The last Liberal State Government left Port Phillip with a planning and social disaster at Fishermans Bend where land was sold off to developers and Liberal Party donors and then rezoned to deliver huge windfall gains. Needless to say, no community provision for schools, public transport and other community facilities were made and now local councils and the State Government are trying to fix the problems.
Peter Martin was a strong proponent of getting two new schools built for the area and is now promising to address other problems like the dire state of the area around Station Pier – a pier of great significance to Victorian and local maritime, military, multicultural and recreational history.

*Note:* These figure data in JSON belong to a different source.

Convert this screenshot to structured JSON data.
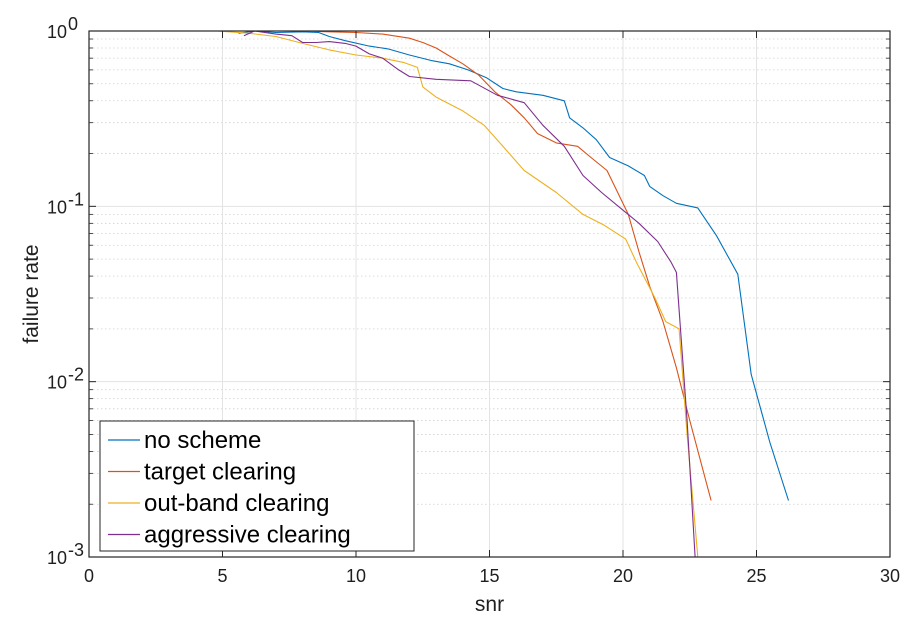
{
  "chart_data": {
    "type": "line",
    "title": "",
    "xlabel": "snr",
    "ylabel": "failure rate",
    "xlim": [
      0,
      30
    ],
    "ylim": [
      0.001,
      1
    ],
    "yscale": "log",
    "grid": true,
    "minor_grid": true,
    "legend_position": "bottom-left",
    "x_ticks": [
      0,
      5,
      10,
      15,
      20,
      25,
      30
    ],
    "x_tick_labels": [
      "0",
      "5",
      "10",
      "15",
      "20",
      "25",
      "30"
    ],
    "y_ticks": [
      {
        "value": 1,
        "base": "10",
        "exp": "0"
      },
      {
        "value": 0.1,
        "base": "10",
        "exp": "-1"
      },
      {
        "value": 0.01,
        "base": "10",
        "exp": "-2"
      },
      {
        "value": 0.001,
        "base": "10",
        "exp": "-3"
      }
    ],
    "series": [
      {
        "name": "no scheme",
        "color": "#0072BD",
        "points": [
          [
            5.6,
            0.97
          ],
          [
            6.2,
            1.0
          ],
          [
            7,
            0.98
          ],
          [
            8,
            0.99
          ],
          [
            8.6,
            0.98
          ],
          [
            9,
            0.93
          ],
          [
            9.6,
            0.88
          ],
          [
            10.5,
            0.82
          ],
          [
            11.2,
            0.79
          ],
          [
            12,
            0.73
          ],
          [
            12.8,
            0.68
          ],
          [
            13.5,
            0.65
          ],
          [
            14.2,
            0.6
          ],
          [
            14.9,
            0.54
          ],
          [
            15.5,
            0.47
          ],
          [
            16,
            0.45
          ],
          [
            17,
            0.43
          ],
          [
            17.8,
            0.4
          ],
          [
            18,
            0.32
          ],
          [
            18.5,
            0.28
          ],
          [
            19,
            0.24
          ],
          [
            19.5,
            0.19
          ],
          [
            20.2,
            0.17
          ],
          [
            20.8,
            0.15
          ],
          [
            21,
            0.13
          ],
          [
            21.5,
            0.115
          ],
          [
            22,
            0.104
          ],
          [
            22.8,
            0.098
          ],
          [
            23.5,
            0.068
          ],
          [
            24.3,
            0.041
          ],
          [
            24.8,
            0.011
          ],
          [
            25.5,
            0.0045
          ],
          [
            26.2,
            0.0021
          ]
        ]
      },
      {
        "name": "target clearing",
        "color": "#D95319",
        "points": [
          [
            4.8,
            1.0
          ],
          [
            6,
            1.0
          ],
          [
            7,
            1.0
          ],
          [
            8,
            1.0
          ],
          [
            9,
            0.99
          ],
          [
            10,
            0.98
          ],
          [
            11,
            0.96
          ],
          [
            12,
            0.91
          ],
          [
            12.5,
            0.86
          ],
          [
            13,
            0.8
          ],
          [
            13.5,
            0.72
          ],
          [
            14,
            0.65
          ],
          [
            14.6,
            0.56
          ],
          [
            15.2,
            0.45
          ],
          [
            15.8,
            0.38
          ],
          [
            16.3,
            0.32
          ],
          [
            16.8,
            0.26
          ],
          [
            17.5,
            0.23
          ],
          [
            18.3,
            0.22
          ],
          [
            18.8,
            0.19
          ],
          [
            19.4,
            0.16
          ],
          [
            19.8,
            0.12
          ],
          [
            20.2,
            0.09
          ],
          [
            20.6,
            0.055
          ],
          [
            21,
            0.035
          ],
          [
            21.5,
            0.022
          ],
          [
            22,
            0.012
          ],
          [
            22.5,
            0.006
          ],
          [
            23.3,
            0.0021
          ]
        ]
      },
      {
        "name": "out-band clearing",
        "color": "#EDB120",
        "points": [
          [
            4.8,
            1.0
          ],
          [
            6,
            0.97
          ],
          [
            7,
            0.93
          ],
          [
            8,
            0.85
          ],
          [
            9,
            0.78
          ],
          [
            10,
            0.73
          ],
          [
            11,
            0.7
          ],
          [
            11.8,
            0.66
          ],
          [
            12.3,
            0.62
          ],
          [
            12.5,
            0.48
          ],
          [
            13,
            0.42
          ],
          [
            14,
            0.35
          ],
          [
            14.8,
            0.29
          ],
          [
            15.5,
            0.22
          ],
          [
            16.3,
            0.16
          ],
          [
            17.5,
            0.12
          ],
          [
            18.5,
            0.09
          ],
          [
            19.3,
            0.078
          ],
          [
            20.1,
            0.065
          ],
          [
            20.5,
            0.048
          ],
          [
            21.2,
            0.03
          ],
          [
            21.6,
            0.022
          ],
          [
            22.1,
            0.02
          ],
          [
            22.4,
            0.005
          ],
          [
            22.8,
            0.001
          ]
        ]
      },
      {
        "name": "aggressive clearing",
        "color": "#7E2F8E",
        "points": [
          [
            5.8,
            0.94
          ],
          [
            6.2,
            1.0
          ],
          [
            7,
            0.96
          ],
          [
            7.6,
            0.94
          ],
          [
            8,
            0.86
          ],
          [
            8.5,
            0.86
          ],
          [
            9,
            0.87
          ],
          [
            9.6,
            0.85
          ],
          [
            10,
            0.82
          ],
          [
            10.5,
            0.74
          ],
          [
            11,
            0.7
          ],
          [
            11.6,
            0.6
          ],
          [
            12,
            0.55
          ],
          [
            13,
            0.53
          ],
          [
            14.3,
            0.52
          ],
          [
            15.3,
            0.43
          ],
          [
            16.3,
            0.39
          ],
          [
            17,
            0.29
          ],
          [
            17.8,
            0.22
          ],
          [
            18.5,
            0.15
          ],
          [
            19.2,
            0.12
          ],
          [
            20,
            0.095
          ],
          [
            20.6,
            0.08
          ],
          [
            21.3,
            0.063
          ],
          [
            21.8,
            0.048
          ],
          [
            22,
            0.042
          ],
          [
            22.4,
            0.006
          ],
          [
            22.7,
            0.001
          ]
        ]
      }
    ]
  }
}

Thanks to anti-terrorist policies post 9/11 the Pier has been locked away from entry for all the walkers, recreational fishers and others who traditionally used it. It gets used for cruise ships (a bane for all those residents who travel on the tram line the often grossly obese tourists use to get to the city) and the Spirit of Tasmania ferry currently docks there. The Tasmanian ferry is at some stage to be sent to Geelong which will raise a question about what can be done about the pier in the long part of the year when no cruise ships berth.
Peter Martin also has a history of standing up to State Governments of various persuasions in the interests of his school’s parents and children so we also wish him luck in taking on the City of Port Phillip bureaucracy.